В таких тревожных раздумьях и застал Иосифа Виссарионовича Поскребышев, доложивший о том, что "товарищ Хрущев прибыл и ожидает в приемной".
Когда Никита Сергеевич Хрущев вошел в кабинет, Сталин его не узнал. Он осунулся, выглядел бледным и гораздо старше своих лет. По всему было видно, что предстоящая судьба сына легла на него тяжелым бременем. Очевидным было также и другое: он провел несколько дней в состоянии большого беспокойства и переживаний.
Сталин вышел навстречу Хрущеву, они поздоровались и сели друг против друга в мягкие кресла. Чтобы как-то сгладить напряжение и хотя бы на некоторое время отвести мысли Хрущева от того, что привело его сюда, Иосиф Виссарионович стал расспрашивать его о делах на Юго-Западном фронте, о том, как Ватутин справляется со своими обязанностями командующего фронтом, и о перспективах освобождения Донбасса и Украины.
Никита Сергеевич отвечал на вопросы со знанием дела, но чувствовалось, что думы его были о другом. После того как Поскребышев принес чай и вышел, Хрущев решил, что настал момент, когда он может излить душу и изложить свою просьбу.
— Дорогой Иосиф Виссарионович, товарищ Сталин, — начал он, а к горлу подкатил комок горечи, и слезы выступили у него на глазах. Поборов озноб и нервное состояние, Хрущев продолжил: — Вы знаете меня долгие годы. Все это время я отдавал все свои силы, способности, не жалел ни себя, ни здоровья ради дела партии и социализма. Я весьма благодарен вам за оценку моего труда, считаю вас самым близким человеком нашей семьи, учителем, который сделал многое в моем идейном, нравственном и партийном совершенствовании. — Хрущев перевел дыхание, посмотрел на Сталина глазами, полными слез, и вновь, подавив чувство смятения и нервозности, продолжил: — Вся наша семья безмерно благодарна вам, товарищ Сталин, за то, что однажды вы оказали нам огромную помощь и душевное облегчение. Сейчас у нас снова страшное горе. Мой сын Леонид вновь совершил преступление и должен предстать перед судом. Как мне сообщили, ему грозит смертный приговор. Если это случится, то я не знаю, как переживу эту трагическую весть. Своим родным я об этом ничего не говорил и не думаю сообщать. Для них это тоже будет большим ударом.

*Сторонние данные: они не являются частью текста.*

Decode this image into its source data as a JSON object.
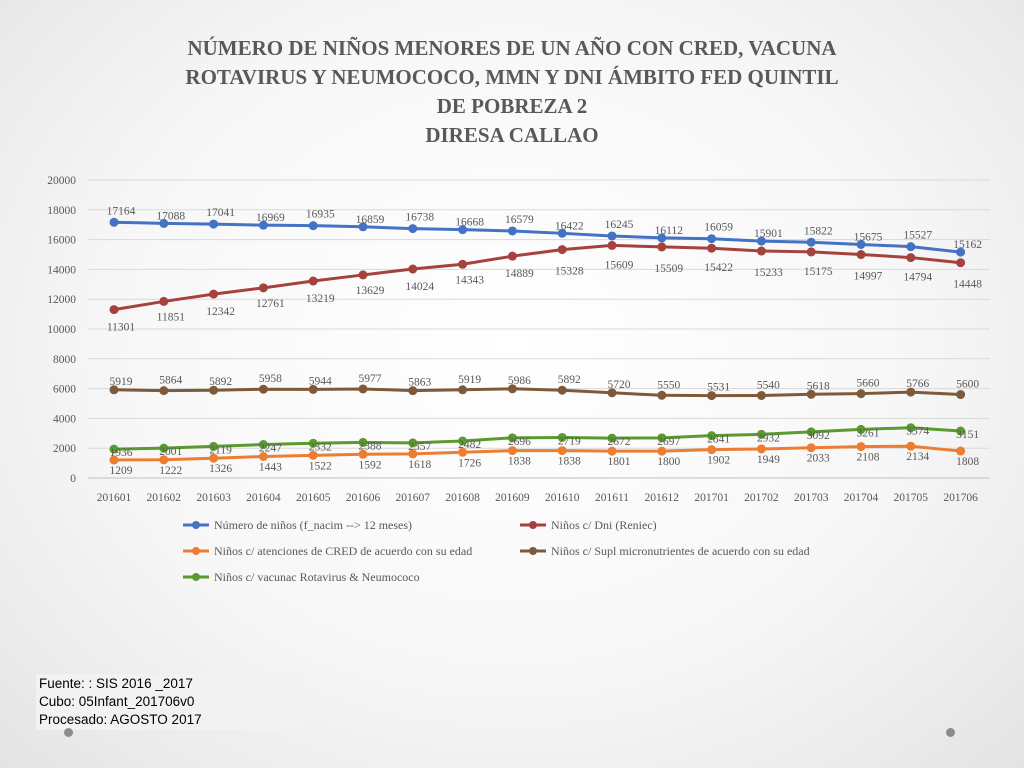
{
  "title": {
    "line1": "NÚMERO DE NIÑOS MENORES DE UN AÑO CON CRED, VACUNA",
    "line2": "ROTAVIRUS Y NEUMOCOCO, MMN Y DNI  ÁMBITO FED QUINTIL",
    "line3": "DE POBREZA 2",
    "line4": "DIRESA CALLAO"
  },
  "source": {
    "line1": "Fuente: : SIS 2016 _2017",
    "line2": "Cubo: 05Infant_201706v0",
    "line3": "Procesado: AGOSTO 2017"
  },
  "colors": {
    "blue": "#4472C4",
    "red": "#A5423E",
    "orange": "#ED7D31",
    "brown": "#7F5A3A",
    "green": "#5A9A2E",
    "grid": "#D9D9D9",
    "text": "#595959"
  },
  "chart_data": {
    "type": "line",
    "ylim": [
      0,
      20000
    ],
    "yticks": [
      0,
      2000,
      4000,
      6000,
      8000,
      10000,
      12000,
      14000,
      16000,
      18000,
      20000
    ],
    "grid": true,
    "legend_position": "bottom",
    "categories": [
      "201601",
      "201602",
      "201603",
      "201604",
      "201605",
      "201606",
      "201607",
      "201608",
      "201609",
      "201610",
      "201611",
      "201612",
      "201701",
      "201702",
      "201703",
      "201704",
      "201705",
      "201706"
    ],
    "series": [
      {
        "name": "Número de niños (f_nacim --> 12 meses)",
        "color": "#4472C4",
        "values": [
          17164,
          17088,
          17041,
          16969,
          16935,
          16859,
          16738,
          16668,
          16579,
          16422,
          16245,
          16112,
          16059,
          15901,
          15822,
          15675,
          15527,
          15162
        ]
      },
      {
        "name": "Niños c/ Dni (Reniec)",
        "color": "#A5423E",
        "values": [
          11301,
          11851,
          12342,
          12761,
          13219,
          13629,
          14024,
          14343,
          14889,
          15328,
          15609,
          15509,
          15422,
          15233,
          15175,
          14997,
          14794,
          14448
        ]
      },
      {
        "name": "Niños c/ atenciones de CRED de acuerdo con su edad",
        "color": "#ED7D31",
        "values": [
          1209,
          1222,
          1326,
          1443,
          1522,
          1592,
          1618,
          1726,
          1838,
          1838,
          1801,
          1800,
          1902,
          1949,
          2033,
          2108,
          2134,
          1808
        ]
      },
      {
        "name": "Niños c/ Supl micronutrientes de acuerdo con su edad",
        "color": "#7F5A3A",
        "values": [
          5919,
          5864,
          5892,
          5958,
          5944,
          5977,
          5863,
          5919,
          5986,
          5892,
          5720,
          5550,
          5531,
          5540,
          5618,
          5660,
          5766,
          5600
        ]
      },
      {
        "name": "Niños c/ vacunac Rotavirus & Neumococo",
        "color": "#5A9A2E",
        "values": [
          1936,
          2001,
          2119,
          2247,
          2332,
          2388,
          2357,
          2482,
          2696,
          2719,
          2672,
          2697,
          2841,
          2932,
          3092,
          3261,
          3374,
          3151
        ]
      }
    ]
  }
}
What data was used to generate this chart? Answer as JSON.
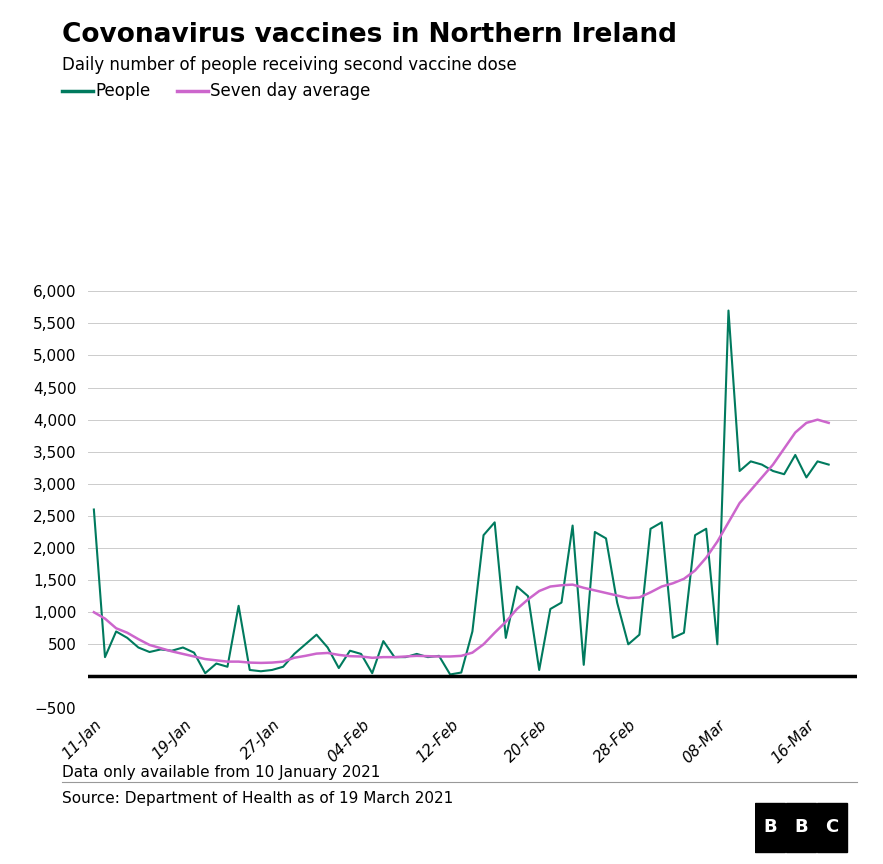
{
  "title": "Covonavirus vaccines in Northern Ireland",
  "subtitle": "Daily number of people receiving second vaccine dose",
  "legend_people": "People",
  "legend_avg": "Seven day average",
  "footer_note": "Data only available from 10 January 2021",
  "source": "Source: Department of Health as of 19 March 2021",
  "people_color": "#007A5E",
  "avg_color": "#CC66CC",
  "zero_line_color": "#000000",
  "bg_color": "#FFFFFF",
  "grid_color": "#CCCCCC",
  "ylim": [
    -500,
    6500
  ],
  "ytick_vals": [
    -500,
    500,
    1000,
    1500,
    2000,
    2500,
    3000,
    3500,
    4000,
    4500,
    5000,
    5500,
    6000
  ],
  "xtick_labels": [
    "11-Jan",
    "19-Jan",
    "27-Jan",
    "04-Feb",
    "12-Feb",
    "20-Feb",
    "28-Feb",
    "08-Mar",
    "16-Mar"
  ],
  "xtick_days": [
    1,
    9,
    17,
    25,
    33,
    41,
    49,
    57,
    65
  ],
  "people_values": [
    2600,
    300,
    700,
    600,
    450,
    380,
    420,
    400,
    450,
    370,
    50,
    200,
    150,
    1100,
    100,
    80,
    100,
    150,
    350,
    500,
    650,
    450,
    130,
    400,
    350,
    50,
    550,
    300,
    300,
    350,
    300,
    320,
    30,
    60,
    700,
    2200,
    2400,
    600,
    1400,
    1250,
    100,
    1050,
    1150,
    2350,
    180,
    2250,
    2150,
    1150,
    500,
    650,
    2300,
    2400,
    600,
    680,
    2200,
    2300,
    500,
    5700,
    3200,
    3350,
    3300,
    3200,
    3150,
    3450,
    3100,
    3350,
    3300
  ],
  "avg_values": [
    1000,
    900,
    750,
    680,
    580,
    490,
    440,
    390,
    350,
    310,
    270,
    250,
    230,
    230,
    215,
    210,
    215,
    230,
    290,
    320,
    355,
    365,
    335,
    315,
    310,
    290,
    300,
    300,
    310,
    320,
    315,
    310,
    310,
    320,
    370,
    500,
    680,
    850,
    1050,
    1200,
    1330,
    1400,
    1420,
    1430,
    1380,
    1340,
    1300,
    1260,
    1220,
    1230,
    1310,
    1400,
    1450,
    1520,
    1650,
    1850,
    2100,
    2400,
    2700,
    2900,
    3100,
    3300,
    3550,
    3800,
    3950,
    4000,
    3950
  ]
}
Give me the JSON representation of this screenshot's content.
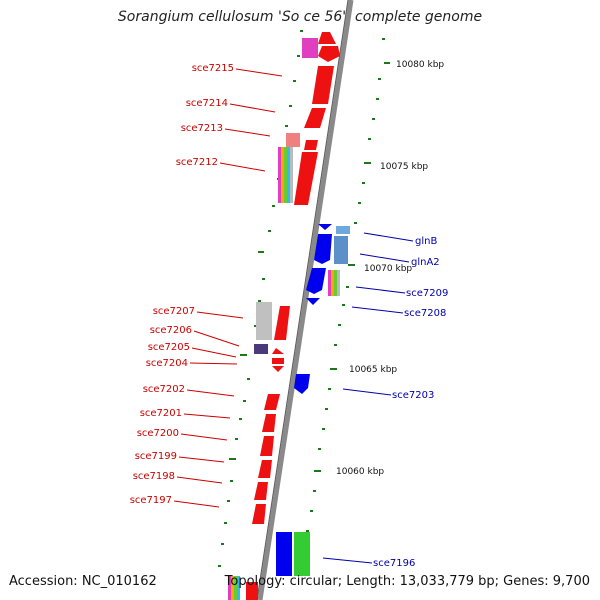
{
  "title": "Sorangium cellulosum 'So ce 56', complete genome",
  "footer": {
    "accession": "Accession: NC_010162",
    "summary": "Topology: circular; Length: 13,033,779 bp; Genes: 9,700"
  },
  "colors": {
    "backbone": "#8a8a8a",
    "forward_gene": "#ee0000",
    "reverse_gene": "#0000ee",
    "forward_label": "#cc0000",
    "reverse_label": "#0000aa",
    "tick": "#1a7a1a",
    "rna_pink": "#e040c0",
    "grey_feature": "#b8b8b8",
    "light_blue": "#5b90c8",
    "purple": "#4a3a7a",
    "green_gene": "#33cc33"
  },
  "scale": {
    "unit": "kbp",
    "labels": [
      "10080 kbp",
      "10075 kbp",
      "10070 kbp",
      "10065 kbp",
      "10060 kbp"
    ]
  },
  "genes_forward": [
    "sce7215",
    "sce7214",
    "sce7213",
    "sce7212",
    "sce7207",
    "sce7206",
    "sce7205",
    "sce7204",
    "sce7202",
    "sce7201",
    "sce7200",
    "sce7199",
    "sce7198",
    "sce7197"
  ],
  "genes_reverse": [
    "glnB",
    "glnA2",
    "sce7209",
    "sce7208",
    "sce7203",
    "sce7196"
  ]
}
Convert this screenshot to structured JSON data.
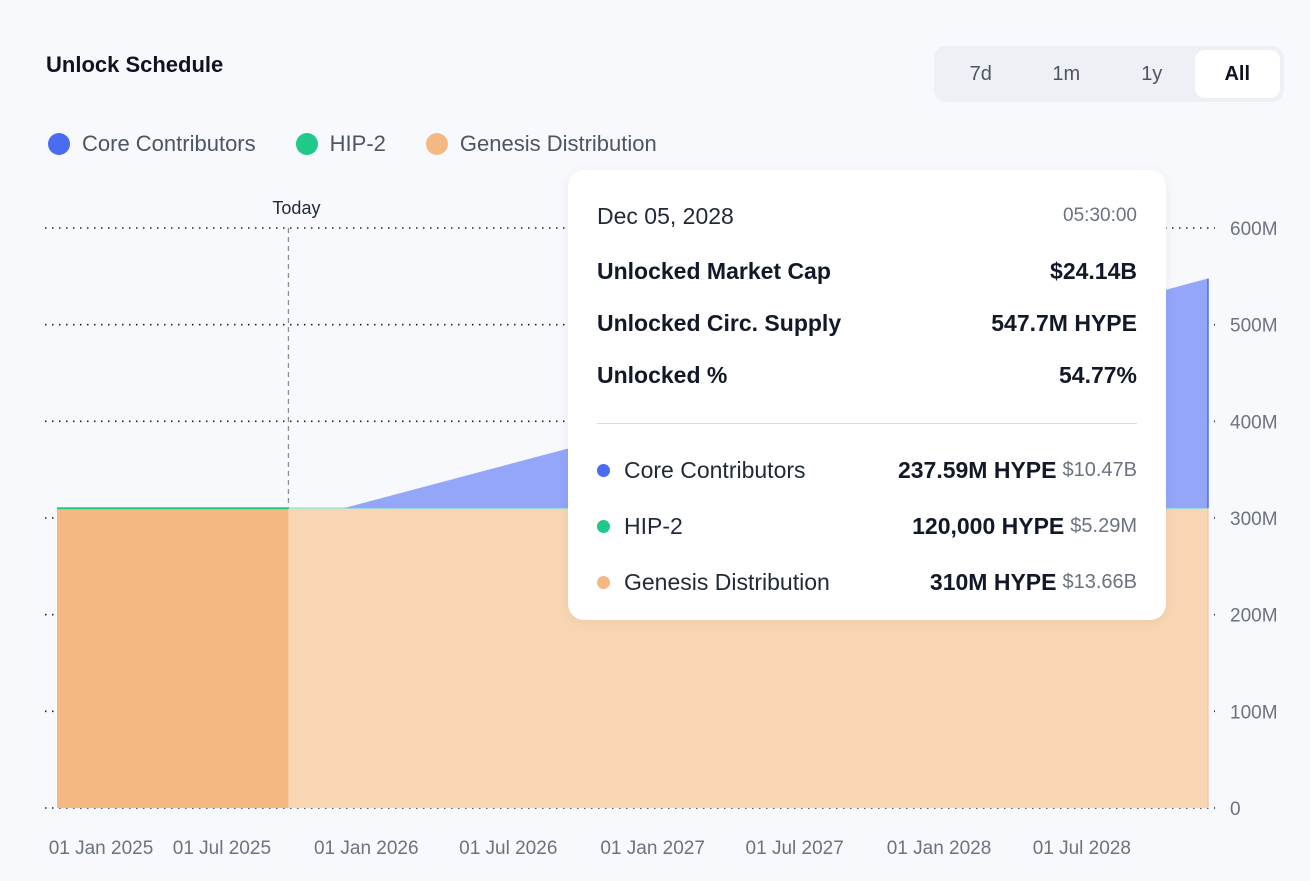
{
  "header": {
    "title": "Unlock Schedule"
  },
  "range_selector": {
    "options": [
      "7d",
      "1m",
      "1y",
      "All"
    ],
    "selected": "All"
  },
  "colors": {
    "core": "#4a6cf0",
    "core_fill": "#93a6fa",
    "hip2": "#1ec98a",
    "genesis": "#f4b983",
    "genesis_future": "#f9d6b3"
  },
  "legend": [
    {
      "label": "Core Contributors",
      "color": "#4a6cf0"
    },
    {
      "label": "HIP-2",
      "color": "#1ec98a"
    },
    {
      "label": "Genesis Distribution",
      "color": "#f4b983"
    }
  ],
  "chart_data": {
    "type": "area",
    "stacked": true,
    "title": "",
    "xlabel": "",
    "ylabel": "",
    "xlim": [
      "2024-11-29",
      "2028-12-05"
    ],
    "ylim": [
      0,
      600000000
    ],
    "y_ticks": [
      "0",
      "100M",
      "200M",
      "300M",
      "400M",
      "500M",
      "600M"
    ],
    "y_tick_values": [
      0,
      100000000,
      200000000,
      300000000,
      400000000,
      500000000,
      600000000
    ],
    "x_ticks": [
      "01 Jan 2025",
      "01 Jul 2025",
      "01 Jan 2026",
      "01 Jul 2026",
      "01 Jan 2027",
      "01 Jul 2027",
      "01 Jan 2028",
      "01 Jul 2028"
    ],
    "x_tick_dates": [
      "2025-01-01",
      "2025-07-01",
      "2026-01-01",
      "2026-07-01",
      "2027-01-01",
      "2027-07-01",
      "2028-01-01",
      "2028-07-01"
    ],
    "grid": true,
    "legend_position": "top-left",
    "today_marker": {
      "label": "Today",
      "date": "2025-09-20"
    },
    "series": [
      {
        "name": "Genesis Distribution",
        "points": [
          [
            "2024-11-29",
            310000000
          ],
          [
            "2028-12-05",
            310000000
          ]
        ]
      },
      {
        "name": "HIP-2",
        "points": [
          [
            "2024-11-29",
            120000
          ],
          [
            "2028-12-05",
            120000
          ]
        ]
      },
      {
        "name": "Core Contributors",
        "points": [
          [
            "2024-11-29",
            0
          ],
          [
            "2025-11-29",
            0
          ],
          [
            "2028-12-05",
            237590000
          ]
        ]
      }
    ]
  },
  "tooltip": {
    "date": "Dec 05, 2028",
    "time": "05:30:00",
    "stats": [
      {
        "label": "Unlocked Market Cap",
        "value": "$24.14B"
      },
      {
        "label": "Unlocked Circ. Supply",
        "value": "547.7M HYPE"
      },
      {
        "label": "Unlocked %",
        "value": "54.77%"
      }
    ],
    "breakdown": [
      {
        "label": "Core Contributors",
        "amount": "237.59M HYPE",
        "usd": "$10.47B",
        "color": "#4a6cf0"
      },
      {
        "label": "HIP-2",
        "amount": "120,000 HYPE",
        "usd": "$5.29M",
        "color": "#1ec98a"
      },
      {
        "label": "Genesis Distribution",
        "amount": "310M HYPE",
        "usd": "$13.66B",
        "color": "#f4b983"
      }
    ]
  }
}
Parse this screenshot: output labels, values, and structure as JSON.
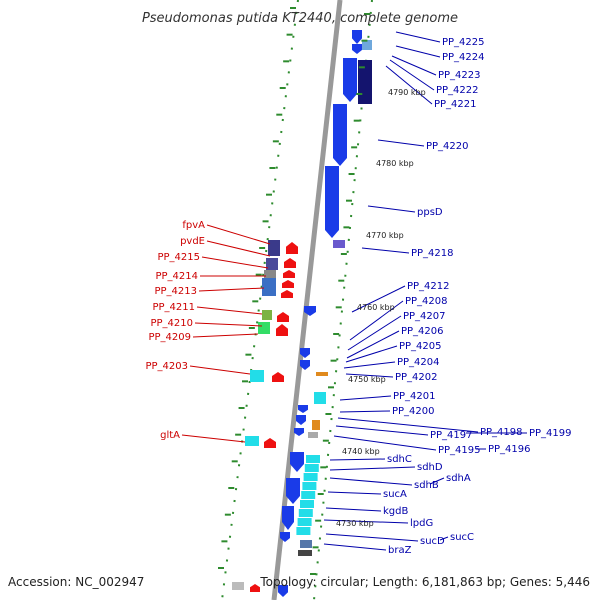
{
  "title": "Pseudomonas putida KT2440, complete genome",
  "accession": "Accession: NC_002947",
  "topology": "Topology: circular; Length: 6,181,863 bp; Genes: 5,446",
  "colors": {
    "forward_label": "#cc0000",
    "reverse_label": "#0000aa",
    "backbone": "#999999",
    "dots": "#2e8b2e",
    "blue": "#1a3be8",
    "navy": "#14146e",
    "cyan": "#22dde8",
    "red": "#ee1111"
  },
  "kbp_ticks": [
    "4790 kbp",
    "4780 kbp",
    "4770 kbp",
    "4760 kbp",
    "4750 kbp",
    "4740 kbp",
    "4730 kbp"
  ],
  "left_labels": [
    "fpvA",
    "pvdE",
    "PP_4215",
    "PP_4214",
    "PP_4213",
    "PP_4211",
    "PP_4210",
    "PP_4209",
    "PP_4203",
    "gltA"
  ],
  "right_labels": [
    "PP_4225",
    "PP_4224",
    "PP_4223",
    "PP_4222",
    "PP_4221",
    "PP_4220",
    "ppsD",
    "PP_4218",
    "PP_4212",
    "PP_4208",
    "PP_4207",
    "PP_4206",
    "PP_4205",
    "PP_4204",
    "PP_4202",
    "PP_4201",
    "PP_4200",
    "PP_4198",
    "PP_4199",
    "PP_4197",
    "PP_4196",
    "PP_4195",
    "sdhC",
    "sdhD",
    "sdhA",
    "sdhB",
    "sucA",
    "kgdB",
    "lpdG",
    "sucC",
    "sucD",
    "braZ"
  ]
}
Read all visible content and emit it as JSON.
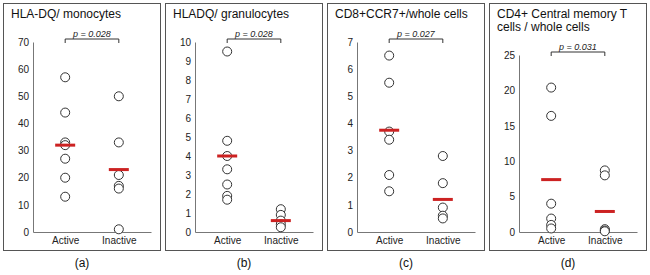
{
  "chart_data": [
    {
      "type": "dot",
      "title": "HLA-DQ/ monocytes",
      "caption": "(a)",
      "categories": [
        "Active",
        "Inactive"
      ],
      "values": [
        [
          57,
          44,
          33,
          32,
          27,
          20,
          13
        ],
        [
          50,
          33,
          21,
          17,
          16,
          1
        ]
      ],
      "means": [
        32,
        23
      ],
      "color": "#cc2222",
      "annotations": [
        {
          "text": "p = 0.028"
        }
      ],
      "ylim": [
        0,
        70
      ],
      "yticks": [
        0,
        10,
        20,
        30,
        40,
        50,
        60,
        70
      ],
      "grid": false
    },
    {
      "type": "dot",
      "title": "HLADQ/ granulocytes",
      "caption": "(b)",
      "categories": [
        "Active",
        "Inactive"
      ],
      "values": [
        [
          9.5,
          4.8,
          4.0,
          3.3,
          2.5,
          1.9,
          1.7
        ],
        [
          1.2,
          0.9,
          0.6,
          0.4,
          0.25
        ]
      ],
      "means": [
        4.0,
        0.6
      ],
      "color": "#cc2222",
      "annotations": [
        {
          "text": "p = 0.028"
        }
      ],
      "ylim": [
        0,
        10
      ],
      "yticks": [
        0,
        1,
        2,
        3,
        4,
        5,
        6,
        7,
        8,
        9,
        10
      ],
      "grid": false
    },
    {
      "type": "dot",
      "title": "CD8+CCR7+/whole cells",
      "caption": "(c)",
      "categories": [
        "Active",
        "Inactive"
      ],
      "values": [
        [
          6.5,
          5.5,
          3.7,
          3.4,
          2.1,
          1.5
        ],
        [
          2.8,
          1.8,
          0.9,
          0.6,
          0.5
        ]
      ],
      "means": [
        3.75,
        1.2
      ],
      "color": "#cc2222",
      "annotations": [
        {
          "text": "p = 0.027"
        }
      ],
      "ylim": [
        0,
        7
      ],
      "yticks": [
        0,
        1,
        2,
        3,
        4,
        5,
        6,
        7
      ],
      "grid": false
    },
    {
      "type": "dot",
      "title": "CD4+ Central memory T cells / whole cells",
      "caption": "(d)",
      "categories": [
        "Active",
        "Inactive"
      ],
      "values": [
        [
          20.4,
          16.4,
          4.0,
          1.9,
          1.0,
          0.5
        ],
        [
          8.7,
          8.0,
          0.4,
          0.2,
          0.1
        ]
      ],
      "means": [
        7.4,
        2.9
      ],
      "color": "#cc2222",
      "annotations": [
        {
          "text": "p = 0.031"
        }
      ],
      "ylim": [
        0,
        25
      ],
      "yticks": [
        0,
        5,
        10,
        15,
        20,
        25
      ],
      "grid": false
    }
  ]
}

Иосиф Виссарионович внимательно слушал Хрущева, понимал его состояние, видел, как ему тяжело, но не находил слов, чтобы успокоить его. Поэтому ему ничего не оставалось, как только молча слушать Хрущева.
— Дорогой Иосиф Виссарионович, — при этих словах Хрущев заплакал, а потом стал рыдать. Он все же нашел в себе силы продолжить: — Вся наша надежда на вас, прошу вас, помогите. Мой сын виноват, пусть его накажут сурово, но только не расстреливают. — И он снова зарыдал, уткнувшись лицом в ладони.